LONDON (Reuters) - The British motor insurance industry could be on course for its first underwriting profit in 18 years after dramatically narrowing its losses during 2011, according to accountants Deloitte.
British car insurers paid out 106 pounds ($170) in claims and expenses last year for every 100 pounds they took in premiums, taking their collective underwriting loss to about 600 million pounds, Deloitte said on Thursday.
That compares with 120 pounds of claims and expenses per 100 pounds of claims the previous year.
“We expect improved results to be delivered by motor insurers in 2012, and we could see an underwriting profit for the industry,” said Deloitte insurance partner James Rakow.

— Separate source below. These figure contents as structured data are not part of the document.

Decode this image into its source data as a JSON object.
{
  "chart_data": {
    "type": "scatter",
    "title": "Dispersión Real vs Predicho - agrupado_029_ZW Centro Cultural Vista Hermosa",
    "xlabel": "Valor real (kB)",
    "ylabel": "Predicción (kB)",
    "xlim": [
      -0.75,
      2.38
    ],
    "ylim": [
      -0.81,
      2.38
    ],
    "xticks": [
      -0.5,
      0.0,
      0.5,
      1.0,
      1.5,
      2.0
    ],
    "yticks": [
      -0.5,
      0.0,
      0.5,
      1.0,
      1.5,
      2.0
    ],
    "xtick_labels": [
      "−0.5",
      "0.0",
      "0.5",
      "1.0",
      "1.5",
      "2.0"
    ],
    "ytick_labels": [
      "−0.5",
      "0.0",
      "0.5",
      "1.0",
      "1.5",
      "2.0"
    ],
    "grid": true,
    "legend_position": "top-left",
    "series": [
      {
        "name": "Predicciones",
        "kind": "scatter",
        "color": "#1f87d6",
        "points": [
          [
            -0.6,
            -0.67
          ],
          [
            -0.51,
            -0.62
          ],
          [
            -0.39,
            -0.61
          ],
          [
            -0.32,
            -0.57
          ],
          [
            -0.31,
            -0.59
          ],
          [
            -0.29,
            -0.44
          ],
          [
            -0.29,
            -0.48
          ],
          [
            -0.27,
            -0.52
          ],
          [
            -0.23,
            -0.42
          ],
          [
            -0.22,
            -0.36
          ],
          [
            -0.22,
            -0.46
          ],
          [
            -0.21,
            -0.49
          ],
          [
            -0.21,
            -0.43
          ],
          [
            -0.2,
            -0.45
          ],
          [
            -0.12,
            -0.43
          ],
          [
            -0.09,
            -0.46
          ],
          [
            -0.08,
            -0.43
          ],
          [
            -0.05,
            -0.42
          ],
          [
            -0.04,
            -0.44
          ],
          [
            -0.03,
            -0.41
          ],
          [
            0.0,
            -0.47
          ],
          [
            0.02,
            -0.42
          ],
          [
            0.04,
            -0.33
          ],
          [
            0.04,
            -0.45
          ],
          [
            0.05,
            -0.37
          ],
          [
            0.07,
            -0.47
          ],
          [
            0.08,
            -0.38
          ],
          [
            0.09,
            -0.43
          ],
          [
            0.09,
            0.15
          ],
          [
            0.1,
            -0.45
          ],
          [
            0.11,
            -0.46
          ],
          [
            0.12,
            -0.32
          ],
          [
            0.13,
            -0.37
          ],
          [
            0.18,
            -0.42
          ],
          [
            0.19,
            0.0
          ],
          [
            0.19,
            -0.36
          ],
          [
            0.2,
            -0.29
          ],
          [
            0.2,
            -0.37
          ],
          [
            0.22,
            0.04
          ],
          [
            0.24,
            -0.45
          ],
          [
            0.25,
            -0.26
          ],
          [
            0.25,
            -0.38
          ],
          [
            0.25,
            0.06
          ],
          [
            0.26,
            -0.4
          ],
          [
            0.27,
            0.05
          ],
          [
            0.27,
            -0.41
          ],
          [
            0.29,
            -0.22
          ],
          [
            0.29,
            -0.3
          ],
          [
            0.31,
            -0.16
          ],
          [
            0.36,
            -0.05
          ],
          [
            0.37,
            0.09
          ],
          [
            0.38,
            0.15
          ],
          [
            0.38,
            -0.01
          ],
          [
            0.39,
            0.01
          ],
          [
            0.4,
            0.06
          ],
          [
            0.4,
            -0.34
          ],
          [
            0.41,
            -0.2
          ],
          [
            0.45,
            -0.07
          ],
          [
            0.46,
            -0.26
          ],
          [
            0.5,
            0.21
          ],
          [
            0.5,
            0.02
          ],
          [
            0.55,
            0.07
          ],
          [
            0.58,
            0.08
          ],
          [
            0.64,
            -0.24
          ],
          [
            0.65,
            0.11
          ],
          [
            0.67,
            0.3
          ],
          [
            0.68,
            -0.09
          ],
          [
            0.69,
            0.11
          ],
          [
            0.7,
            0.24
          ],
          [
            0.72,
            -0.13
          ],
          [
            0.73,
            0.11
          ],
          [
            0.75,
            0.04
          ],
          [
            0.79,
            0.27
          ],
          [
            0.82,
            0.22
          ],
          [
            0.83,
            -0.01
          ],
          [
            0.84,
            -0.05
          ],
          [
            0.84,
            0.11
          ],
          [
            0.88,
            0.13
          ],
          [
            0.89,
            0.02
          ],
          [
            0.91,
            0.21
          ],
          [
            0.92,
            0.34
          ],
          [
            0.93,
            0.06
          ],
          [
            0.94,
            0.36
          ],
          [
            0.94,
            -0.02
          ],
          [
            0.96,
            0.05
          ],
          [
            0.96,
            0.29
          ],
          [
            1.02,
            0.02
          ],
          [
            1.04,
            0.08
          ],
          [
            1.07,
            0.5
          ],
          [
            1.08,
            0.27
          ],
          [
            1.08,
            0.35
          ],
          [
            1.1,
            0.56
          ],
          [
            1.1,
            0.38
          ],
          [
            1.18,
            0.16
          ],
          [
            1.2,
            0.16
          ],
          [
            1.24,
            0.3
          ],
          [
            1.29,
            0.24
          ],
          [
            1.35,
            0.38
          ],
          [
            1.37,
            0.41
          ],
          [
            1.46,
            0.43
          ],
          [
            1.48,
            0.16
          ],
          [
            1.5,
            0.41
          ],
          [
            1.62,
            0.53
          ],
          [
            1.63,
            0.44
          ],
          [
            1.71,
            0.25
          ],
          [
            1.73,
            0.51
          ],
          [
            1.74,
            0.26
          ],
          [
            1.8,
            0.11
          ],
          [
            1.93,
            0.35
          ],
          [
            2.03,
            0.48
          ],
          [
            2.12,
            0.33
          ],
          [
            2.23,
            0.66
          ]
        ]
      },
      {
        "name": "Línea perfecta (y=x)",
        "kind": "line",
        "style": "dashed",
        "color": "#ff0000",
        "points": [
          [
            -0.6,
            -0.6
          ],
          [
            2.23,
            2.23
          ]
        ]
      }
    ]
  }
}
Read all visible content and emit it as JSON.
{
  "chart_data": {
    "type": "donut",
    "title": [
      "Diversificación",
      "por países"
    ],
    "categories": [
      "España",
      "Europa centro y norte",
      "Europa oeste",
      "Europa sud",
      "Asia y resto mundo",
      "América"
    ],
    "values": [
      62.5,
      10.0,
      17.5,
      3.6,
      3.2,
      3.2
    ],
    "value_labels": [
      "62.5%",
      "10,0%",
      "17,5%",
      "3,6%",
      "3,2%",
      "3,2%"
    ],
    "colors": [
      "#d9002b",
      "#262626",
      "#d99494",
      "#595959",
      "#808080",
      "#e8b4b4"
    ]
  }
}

British motor insurers, for years held back by falling prices amid intense competition, benefited in 2011 from a sharp rise in rates as the industry responded to soaring personal injury claims fuelled by “no win, no fee” lawyers.
The industry is hopeful that the rise in claims will be stemmed by proposed legislative changes aimed at curbing the activities of lawyers and other intermediaries.
Motor insurers often turn a profit despite losing money on their core underwriting activities thanks to income from investments, and from reserves set aside in previous years against claims that did not materialise.
RBS’s Direct Line Group, Britain’s biggest motor insurer, with a one-third share of the market, is planning to list on the London Stock Exchange in the second half of the year.